Thursday, February 16, 2017

Why I'm a technology optimist: malaria vaccine

This is possibly the best news for humanity as a whole in the past 10 years. We are now closer to a viable malaria vaccine. From the NIH:
In 2015, 212 million cases of malaria occurred worldwide, and 429,000 people with malaria died, largely African children under five years old, according to the World Health Organization. Although only 1,500 to 2,000 cases of malaria are diagnosed in the United States each year, the disease is a concern for international travelers, aid workers and military personnel worldwide.[...]

The investigators report that the vaccine candidate was well-tolerated and safe with no serious adverse events. Among the 40 participants who received five placebo doses, 93 percent (37 participants) developed P. falciparum malaria infections; by comparison, 66 percent (27 participants) of the participants who received five doses of the PfSPZ Vaccine (41 participants) developed malaria infection. Based on the primary study analysis, PfSPZ Vaccine demonstrated a 48 percent protective efficacy by time-to-first positive malaria blood smear and 29 percent efficacy by proportion of participants with at least one positive malaria blood smear during a full 20-week malaria transmission season. By both measures of protective efficacy, there was statistically significant protection in the vaccine group as compared with the placebo group.

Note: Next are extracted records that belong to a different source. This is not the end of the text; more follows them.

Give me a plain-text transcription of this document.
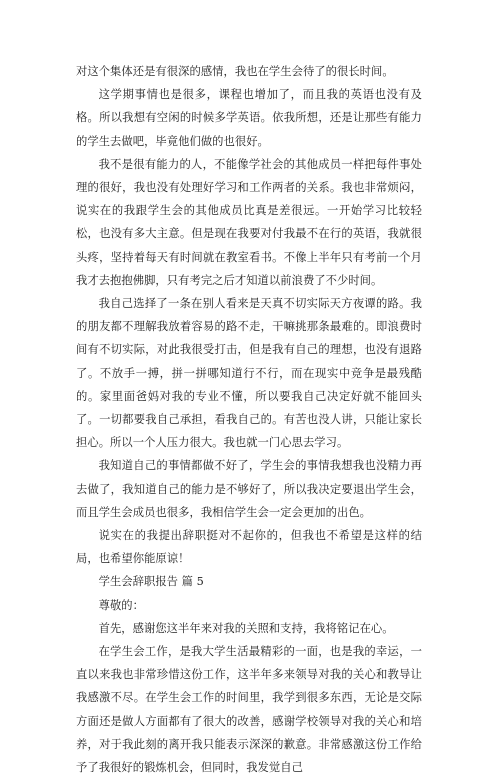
对这个集体还是有很深的感情，我也在学生会待了的很长时间。

这学期事情也是很多，课程也增加了，而且我的英语也没有及格。所以我想有空闲的时候多学英语。依我所想，还是让那些有能力的学生去做吧，毕竟他们做的也很好。

我不是很有能力的人，不能像学社会的其他成员一样把每件事处理的很好，我也没有处理好学习和工作两者的关系。我也非常烦闷，说实在的我跟学生会的其他成员比真是差很远。一开始学习比较轻松，也没有多大主意。但是现在我要对付我最不在行的英语，我就很头疼，坚持着每天有时间就在教室看书。不像上半年只有考前一个月我才去抱抱佛脚，只有考完之后才知道以前浪费了不少时间。

我自己选择了一条在别人看来是天真不切实际天方夜谭的路。我的朋友都不理解我放着容易的路不走，干嘛挑那条最难的。即浪费时间有不切实际，对此我很受打击，但是我有自己的理想，也没有退路了。不放手一搏，拼一拼哪知道行不行，而在现实中竞争是最残酷的。家里面爸妈对我的专业不懂，所以要我自己决定好就不能回头了。一切都要我自己承担，看我自己的。有苦也没人讲，只能让家长担心。所以一个人压力很大。我也就一门心思去学习。

我知道自己的事情都做不好了，学生会的事情我想我也没精力再去做了，我知道自己的能力是不够好了，所以我决定要退出学生会，而且学生会成员也很多，我相信学生会一定会更加的出色。

说实在的我提出辞职挺对不起你的，但我也不希望是这样的结局，也希望你能原谅！

学生会辞职报告 篇 5

尊敬的：

首先，感谢您这半年来对我的关照和支持，我将铭记在心。

在学生会工作，是我大学生活最精彩的一面，也是我的幸运，一直以来我也非常珍惜这份工作，这半年多来领导对我的关心和教导让我感激不尽。在学生会工作的时间里，我学到很多东西，无论是交际方面还是做人方面都有了很大的改善，感谢学校领导对我的关心和培养，对于我此刻的离开我只能表示深深的歉意。非常感激这份工作给予了我很好的锻炼机会，但同时，我发觉自己
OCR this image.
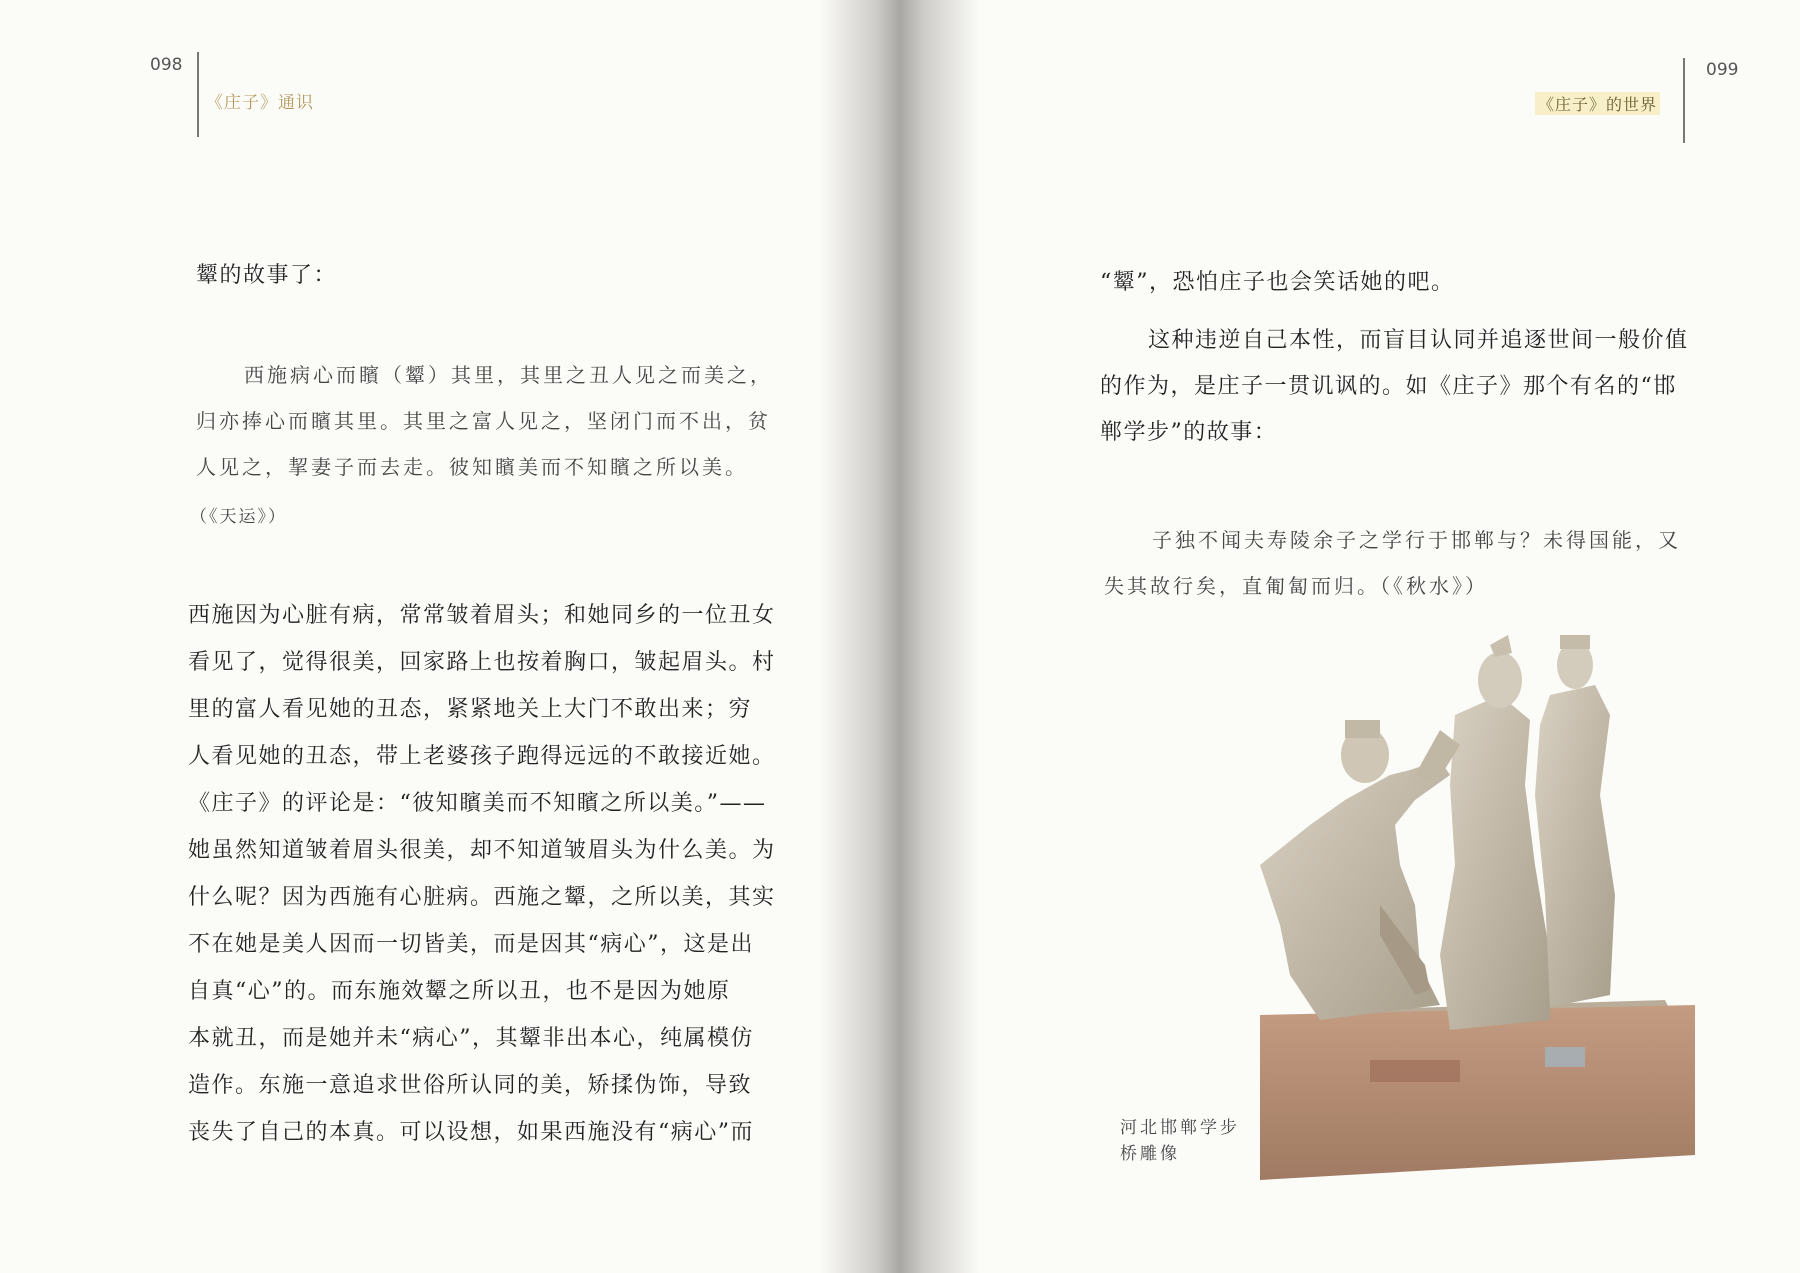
098
《庄子》通识
颦的故事了：
西施病心而矉（颦）其里，其里之丑人见之而美之，
归亦捧心而矉其里。其里之富人见之，坚闭门而不出，贫
人见之，挈妻子而去走。彼知矉美而不知矉之所以美。
（《天运》）
西施因为心脏有病，常常皱着眉头；和她同乡的一位丑女
看见了，觉得很美，回家路上也按着胸口，皱起眉头。村
里的富人看见她的丑态，紧紧地关上大门不敢出来；穷
人看见她的丑态，带上老婆孩子跑得远远的不敢接近她。
《庄子》的评论是：“彼知矉美而不知矉之所以美。”——
她虽然知道皱着眉头很美，却不知道皱眉头为什么美。为
什么呢？因为西施有心脏病。西施之颦，之所以美，其实
不在她是美人因而一切皆美，而是因其“病心”，这是出
自真“心”的。而东施效颦之所以丑，也不是因为她原
本就丑，而是她并未“病心”，其颦非出本心，纯属模仿
造作。东施一意追求世俗所认同的美，矫揉伪饰，导致
丧失了自己的本真。可以设想，如果西施没有“病心”而
099
《庄子》的世界
“颦”，恐怕庄子也会笑话她的吧。
这种违逆自己本性，而盲目认同并追逐世间一般价值
的作为，是庄子一贯讥讽的。如《庄子》那个有名的“邯
郸学步”的故事：
子独不闻夫寿陵余子之学行于邯郸与？未得国能，又
失其故行矣，直匍匐而归。（《秋水》）
河北邯郸学步
桥雕像
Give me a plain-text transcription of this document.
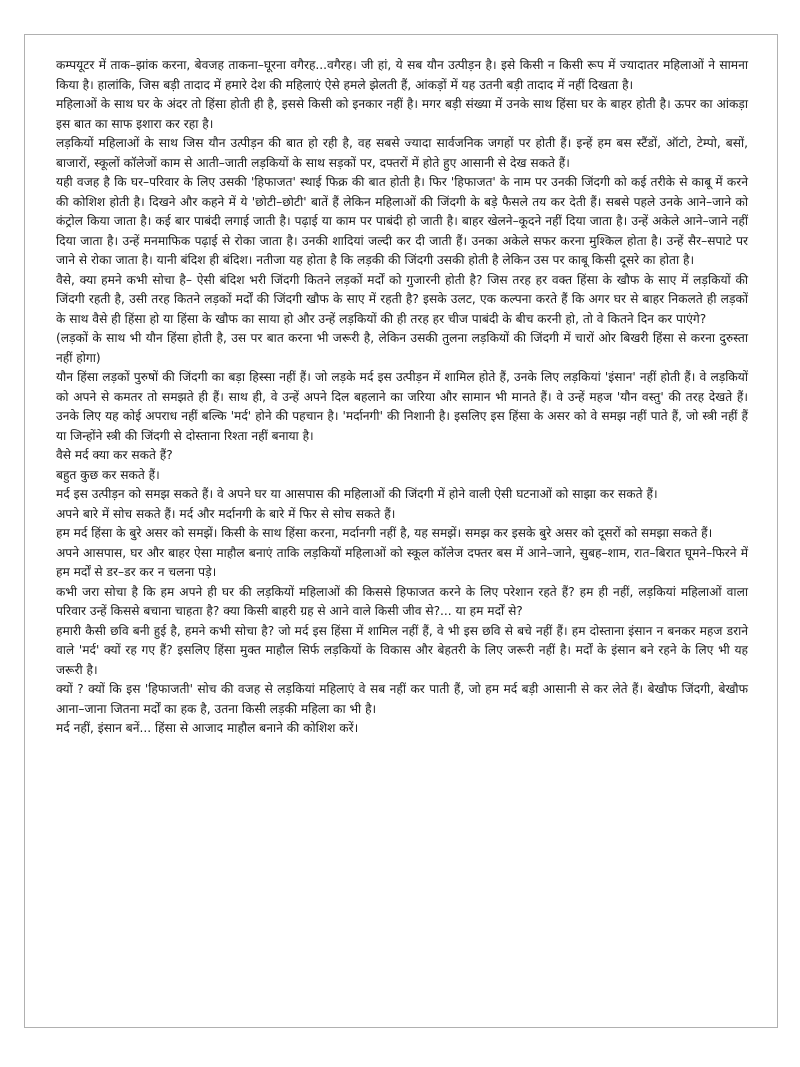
कम्पयूटर में ताक–झांक करना, बेवजह ताकना–घूरना वगैरह...वगैरह। जी हां, ये सब यौन उत्पीड़न है। इसे किसी न किसी रूप में ज्यादातर महिलाओं ने सामना किया है। हालांकि, जिस बड़ी तादाद में हमारे देश की महिलाएं ऐसे हमले झेलती हैं, आंकड़ों में यह उतनी बड़ी तादाद में नहीं दिखता है।

महिलाओं के साथ घर के अंदर तो हिंसा होती ही है, इससे किसी को इनकार नहीं है। मगर बड़ी संख्या में उनके साथ हिंसा घर के बाहर होती है। ऊपर का आंकड़ा इस बात का साफ इशारा कर रहा है।

लड़कियों महिलाओं के साथ जिस यौन उत्पीड़न की बात हो रही है, वह सबसे ज्यादा सार्वजनिक जगहों पर होती हैं। इन्हें हम बस स्टैंडों, ऑटो, टेम्पो, बसों, बाजारों, स्कूलों कॉलेजों काम से आती–जाती लड़कियों के साथ सड़कों पर, दफ्तरों में होते हुए आसानी से देख सकते हैं।

यही वजह है कि घर–परिवार के लिए उसकी 'हिफाजत' स्थाई फिक्र की बात होती है। फिर 'हिफाजत' के नाम पर उनकी जिंदगी को कई तरीके से काबू में करने की कोशिश होती है। दिखने और कहने में ये 'छोटी–छोटी' बातें हैं लेकिन महिलाओं की जिंदगी के बड़े फैसले तय कर देती हैं। सबसे पहले उनके आने–जाने को कंट्रोल किया जाता है। कई बार पाबंदी लगाई जाती है। पढ़ाई या काम पर पाबंदी हो जाती है। बाहर खेलने–कूदने नहीं दिया जाता है। उन्हें अकेले आने–जाने नहीं दिया जाता है। उन्हें मनमाफिक पढ़ाई से रोका जाता है। उनकी शादियां जल्दी कर दी जाती हैं। उनका अकेले सफर करना मुश्किल होता है। उन्हें सैर–सपाटे पर जाने से रोका जाता है। यानी बंदिश ही बंदिश। नतीजा यह होता है कि लड़की की जिंदगी उसकी होती है लेकिन उस पर काबू किसी दूसरे का होता है।

वैसे, क्या हमने कभी सोचा है– ऐसी बंदिश भरी जिंदगी कितने लड़कों मर्दों को गुजारनी होती है? जिस तरह हर वक्त हिंसा के खौफ के साए में लड़कियों की जिंदगी रहती है, उसी तरह कितने लड़कों मर्दों की जिंदगी खौफ के साए में रहती है? इसके उलट, एक कल्पना करते हैं कि अगर घर से बाहर निकलते ही लड़कों के साथ वैसे ही हिंसा हो या हिंसा के खौफ का साया हो और उन्हें लड़कियों की ही तरह हर चीज पाबंदी के बीच करनी हो, तो वे कितने दिन कर पाएंगे?

(लड़कों के साथ भी यौन हिंसा होती है, उस पर बात करना भी जरूरी है, लेकिन उसकी तुलना लड़कियों की जिंदगी में चारों ओर बिखरी हिंसा से करना दुरुस्ता नहीं होगा)

यौन हिंसा लड़कों पुरुषों की जिंदगी का बड़ा हिस्सा नहीं हैं। जो लड़के मर्द इस उत्पीड़न में शामिल होते हैं, उनके लिए लड़कियां 'इंसान' नहीं होती हैं। वे लड़कियों को अपने से कमतर तो समझते ही हैं। साथ ही, वे उन्हें अपने दिल बहलाने का जरिया और सामान भी मानते हैं। वे उन्हें महज 'यौन वस्तु' की तरह देखते हैं। उनके लिए यह कोई अपराध नहीं बल्कि 'मर्द' होने की पहचान है। 'मर्दानगी' की निशानी है। इसलिए इस हिंसा के असर को वे समझ नहीं पाते हैं, जो स्त्री नहीं हैं या जिन्होंने स्त्री की जिंदगी से दोस्ताना रिश्ता नहीं बनाया है।

वैसे मर्द क्या कर सकते हैं?

बहुत कुछ कर सकते हैं।

मर्द इस उत्पीड़न को समझ सकते हैं। वे अपने घर या आसपास की महिलाओं की जिंदगी में होने वाली ऐसी घटनाओं को साझा कर सकते हैं।

अपने बारे में सोच सकते हैं। मर्द और मर्दानगी के बारे में फिर से सोच सकते हैं।

हम मर्द हिंसा के बुरे असर को समझें। किसी के साथ हिंसा करना, मर्दानगी नहीं है, यह समझें। समझ कर इसके बुरे असर को दूसरों को समझा सकते हैं।

अपने आसपास, घर और बाहर ऐसा माहौल बनाएं ताकि लड़कियों महिलाओं को स्कूल कॉलेज दफ्तर बस में आने–जाने, सुबह–शाम, रात–बिरात घूमने–फिरने में हम मर्दों से डर–डर कर न चलना पड़े।

कभी जरा सोचा है कि हम अपने ही घर की लड़कियों महिलाओं की किससे हिफाजत करने के लिए परेशान रहते हैं? हम ही नहीं, लड़कियां महिलाओं वाला परिवार उन्हें किससे बचाना चाहता है? क्या किसी बाहरी ग्रह से आने वाले किसी जीव से?... या हम मर्दों से?

हमारी कैसी छवि बनी हुई है, हमने कभी सोचा है? जो मर्द इस हिंसा में शामिल नहीं हैं, वे भी इस छवि से बचे नहीं हैं। हम दोस्ताना इंसान न बनकर महज डराने वाले 'मर्द' क्यों रह गए हैं? इसलिए हिंसा मुक्त माहौल सिर्फ लड़कियों के विकास और बेहतरी के लिए जरूरी नहीं है। मर्दों के इंसान बने रहने के लिए भी यह जरूरी है।

क्यों ? क्यों कि इस 'हिफाजती' सोच की वजह से लड़कियां महिलाएं वे सब नहीं कर पाती हैं, जो हम मर्द बड़ी आसानी से कर लेते हैं। बेखौफ जिंदगी, बेखौफ आना–जाना जितना मर्दों का हक है, उतना किसी लड़की महिला का भी है।

मर्द नहीं, इंसान बनें... हिंसा से आजाद माहौल बनाने की कोशिश करें।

I spend much of my day studying political news, policy news, and science news. The political and policy news can often be very depressing, especially lately. But the latest scientific development are an endless source of hope for me and should be for everyone.

Being able to more effectively deal with malaria, one of the oldest and possibly deadliest diseases to ever plague our species, would help millions. It would be one of the greatest ways to improve human welfare ever.

I believe the future can be better because I can see how scientist successfully working on ways to make it better.